Transparency in public affairs is  the foundation stone for democracy. Yet, all too often, it seems to be the exception rather than the rule. Take the case of exit benefits for Maltese prime ministers and ministers: the cloak of secrecy seems as impenetrable as the walls of Fort St Elmo.

For years, nobody quite knew just how the benefits for top politicians who exit office were calculated. It was even unclear who decided on those benefits.

This week, we learnt that it is ministers themselves who get to decide how much of our money they should pocket as they transition out of the executive.
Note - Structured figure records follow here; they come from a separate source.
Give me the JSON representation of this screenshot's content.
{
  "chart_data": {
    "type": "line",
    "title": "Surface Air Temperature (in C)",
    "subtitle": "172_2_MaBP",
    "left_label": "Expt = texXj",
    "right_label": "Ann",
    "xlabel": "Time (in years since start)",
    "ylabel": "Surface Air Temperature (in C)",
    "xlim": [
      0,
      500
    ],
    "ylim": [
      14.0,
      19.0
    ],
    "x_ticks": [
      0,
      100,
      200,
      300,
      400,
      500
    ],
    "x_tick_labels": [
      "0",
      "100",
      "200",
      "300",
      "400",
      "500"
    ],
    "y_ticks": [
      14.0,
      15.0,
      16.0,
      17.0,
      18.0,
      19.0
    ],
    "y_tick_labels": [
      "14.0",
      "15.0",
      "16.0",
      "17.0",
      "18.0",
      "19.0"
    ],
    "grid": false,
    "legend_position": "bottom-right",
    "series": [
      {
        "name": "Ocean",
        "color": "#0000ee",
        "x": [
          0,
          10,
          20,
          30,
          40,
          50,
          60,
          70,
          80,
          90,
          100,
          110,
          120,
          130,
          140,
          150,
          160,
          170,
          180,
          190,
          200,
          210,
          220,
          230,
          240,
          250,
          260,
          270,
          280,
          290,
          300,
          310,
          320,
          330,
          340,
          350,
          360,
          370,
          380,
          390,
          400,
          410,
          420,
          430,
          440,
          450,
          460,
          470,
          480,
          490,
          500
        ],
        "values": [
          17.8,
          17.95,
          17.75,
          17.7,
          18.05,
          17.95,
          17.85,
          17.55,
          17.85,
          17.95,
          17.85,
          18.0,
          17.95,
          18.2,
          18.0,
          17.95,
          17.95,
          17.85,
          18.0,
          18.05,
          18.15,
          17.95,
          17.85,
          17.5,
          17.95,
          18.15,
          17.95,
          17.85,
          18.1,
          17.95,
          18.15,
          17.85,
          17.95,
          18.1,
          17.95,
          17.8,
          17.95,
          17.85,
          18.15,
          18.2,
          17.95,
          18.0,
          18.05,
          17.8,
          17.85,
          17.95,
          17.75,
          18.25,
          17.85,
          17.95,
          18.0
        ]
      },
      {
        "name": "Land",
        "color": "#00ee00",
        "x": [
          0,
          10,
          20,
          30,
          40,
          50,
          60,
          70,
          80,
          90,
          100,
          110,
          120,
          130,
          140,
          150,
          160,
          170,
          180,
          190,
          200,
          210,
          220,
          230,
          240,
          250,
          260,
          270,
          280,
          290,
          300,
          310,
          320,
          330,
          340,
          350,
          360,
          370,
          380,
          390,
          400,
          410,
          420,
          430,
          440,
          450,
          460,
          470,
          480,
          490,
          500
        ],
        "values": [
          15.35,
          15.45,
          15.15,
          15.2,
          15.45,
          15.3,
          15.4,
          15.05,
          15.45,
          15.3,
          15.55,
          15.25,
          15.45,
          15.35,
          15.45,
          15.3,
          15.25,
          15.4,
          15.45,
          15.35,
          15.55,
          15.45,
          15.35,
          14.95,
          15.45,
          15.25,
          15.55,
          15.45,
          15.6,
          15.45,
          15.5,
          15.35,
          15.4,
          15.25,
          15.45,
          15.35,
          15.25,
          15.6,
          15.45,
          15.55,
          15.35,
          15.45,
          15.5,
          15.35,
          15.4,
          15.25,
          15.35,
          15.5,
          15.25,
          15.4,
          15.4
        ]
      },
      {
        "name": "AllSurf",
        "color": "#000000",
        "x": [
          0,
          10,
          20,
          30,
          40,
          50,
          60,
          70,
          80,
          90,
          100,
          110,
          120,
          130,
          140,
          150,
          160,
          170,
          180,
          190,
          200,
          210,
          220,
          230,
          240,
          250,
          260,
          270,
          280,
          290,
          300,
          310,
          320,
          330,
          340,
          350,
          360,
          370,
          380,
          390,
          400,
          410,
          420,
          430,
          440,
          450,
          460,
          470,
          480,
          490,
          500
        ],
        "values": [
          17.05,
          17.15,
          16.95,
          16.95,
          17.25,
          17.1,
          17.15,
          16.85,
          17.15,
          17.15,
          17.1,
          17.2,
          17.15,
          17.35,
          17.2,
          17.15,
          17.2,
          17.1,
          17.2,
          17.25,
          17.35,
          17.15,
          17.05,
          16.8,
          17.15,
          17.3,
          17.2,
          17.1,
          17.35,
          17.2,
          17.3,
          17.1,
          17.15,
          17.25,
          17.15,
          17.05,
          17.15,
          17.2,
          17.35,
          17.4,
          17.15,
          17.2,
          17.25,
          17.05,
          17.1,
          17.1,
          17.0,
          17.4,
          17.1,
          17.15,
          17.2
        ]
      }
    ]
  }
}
And they do so in meetings which only they are privy to.

A report by parliament’s standards commissioner revealed that aside from a flurry of perks afforded to all other exiting prime ministers, Joseph Muscat also got three substantial extra benefits when he resigned under a cloud in 2020.

The additional benefits are not trivial ones. His wife Michelle got her own official, taxpayer-funded vehicle. He received a state-owned office at a prestigious Sa Maison address. And most controversially, Muscat also doubled a €60,000 cash payment – by giving up a transitional allowance he was not even eligible for.

A transitional allowance, as its name implies, exists to help a person transition out of a high-paying job in cabinet. Muscat, who declared €482,000 in income in the year he quit as prime minister, had little need for one.

This isn’t just an administrative footnote; it’s a Rubik’s cube of fiscal probity, and the optics of this arrangement are as bewildering as they are concerning.

Muscat’s predecessors in government were no strangers to giving themselves secret salary bumps – it was Times of Malta, after all, which had exposed the Gonzi-era cabinet decision to increase ministerial salaries by €500 per week.

Muscat, who declared €482k in income in the year he quit as prime minister, had little need for a transitional allowance

But that cabinet had the decency to introduce clear rules on transitional allowances for exiting ministers. One rule was that the allowance stopped if former ministers or prime ministers earned more in personal income than the allowance’s value.

Erasing that rule would have been bad enough. But Muscat and his ministers did more. They also introduced a new rule which allowed a recipient to double their lump sum payment by renouncing that allowance.

That rule left Muscat roughly €60,000 richer, at everyone else’s expense.

We do not know on what basis they changed those rules, because these were cabinet decisions, and what goes on behind cabinet doors is shielded from public view.

Standards Commissioner Joseph Azzopardi this week said that should change. Benefits for outgoing ministers and prime ministers should be codified in law, the commissioner said, not agreed upon in secret by the very people who should be receiving them.

Robert Abela told Times of Malta that he will take up that recommendation. That is great to hear, and a step in the right direction. The question is, will he keep the contradictory provision that would allow him to essentially pocket the transitional allowance he, like Muscat, will not be eligible for?

Our well-heeled prime minister will not need extra cash to get by when he eventually decides to call it a day. The right thing to do would be to ensure the law does not allow him to abuse the system, as Muscat did. But temptation is a dangerous thing. After all, he might muse: everyone is pigging out.